Das Jahr der Extreme
Radiokolleg, 2.1.2023-5.1.2023
Gestaltung: Johannes Gelich
1923 – das Jahr der Extreme
Teil 1
1923: Reparationszahlungen und Hyperinflation *
Kaum ein Jahres-Jubiläum hat in letzter Zeit eine derartige Fülle an Buch-Publikationen nach sich gezogen wie das Jahr 1923. Vor allem die Hyperinflation in Österreich 1922 und in Deutschland 1923 hat viele Kommentatoren veranlasst, unsere Gegenwart im Spiegel der Ereignisse von 1923 zu betrachten. Auch die zunehmende politische Radikalisierung und der Hitler-Putsch im November 1923 geben vielen Autor:innen heute Anlass zur Warnung vor den Konsequenzen, die Inflation und politische Instabilität nach sich ziehen können. Doch sind derartige Vergleiche tatsächlich angebracht?
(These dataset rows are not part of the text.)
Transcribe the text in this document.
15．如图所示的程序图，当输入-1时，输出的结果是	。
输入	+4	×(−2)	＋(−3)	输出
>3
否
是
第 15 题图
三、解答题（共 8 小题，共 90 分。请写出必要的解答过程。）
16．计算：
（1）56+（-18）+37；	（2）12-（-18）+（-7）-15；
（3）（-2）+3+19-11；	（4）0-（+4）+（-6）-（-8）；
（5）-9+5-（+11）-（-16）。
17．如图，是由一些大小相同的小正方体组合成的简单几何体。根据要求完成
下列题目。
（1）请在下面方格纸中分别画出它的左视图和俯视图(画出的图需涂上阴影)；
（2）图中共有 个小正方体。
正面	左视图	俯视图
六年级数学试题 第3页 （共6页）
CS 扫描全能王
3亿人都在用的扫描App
Am 11.1. 1923 marschieren 60.000 belgische und französische Soldaten ins Ruhrgebiet ein, weil Deutschland mit den, im Versailler Vertrag fixierten Reparationszahlungen an Frankreich im Rückstand ist. Die Franzosen beschlagnahmen die gelagerte Kohle und wollen die gesamte Kohleindustrie im Ruhrgebiet unter Ihre Kontrolle bringen. Der Industrielle Hugo Stinnes organisiert daraufhin die Übersiedelung des Kohlesyndikates und des Kontors mit allen Akten nach Hamburg. Die gesamte deutsche Kohleindustrie wird lahmgelegt, die Notenpresse wird angefahren, Industriearbeiter und Beamte fürs Nichtstun bezahlt. Mit dem sogenannten “Passiven Widerstand” beginnt die Hyperinflation in Deutschland. In Österreich hat sich die wirtschaftliche Lage nach der Hyperinflation im Jahr 1922 durch einen goldbesicherten Kredit des Völkerbundes inzwischen beruhigt.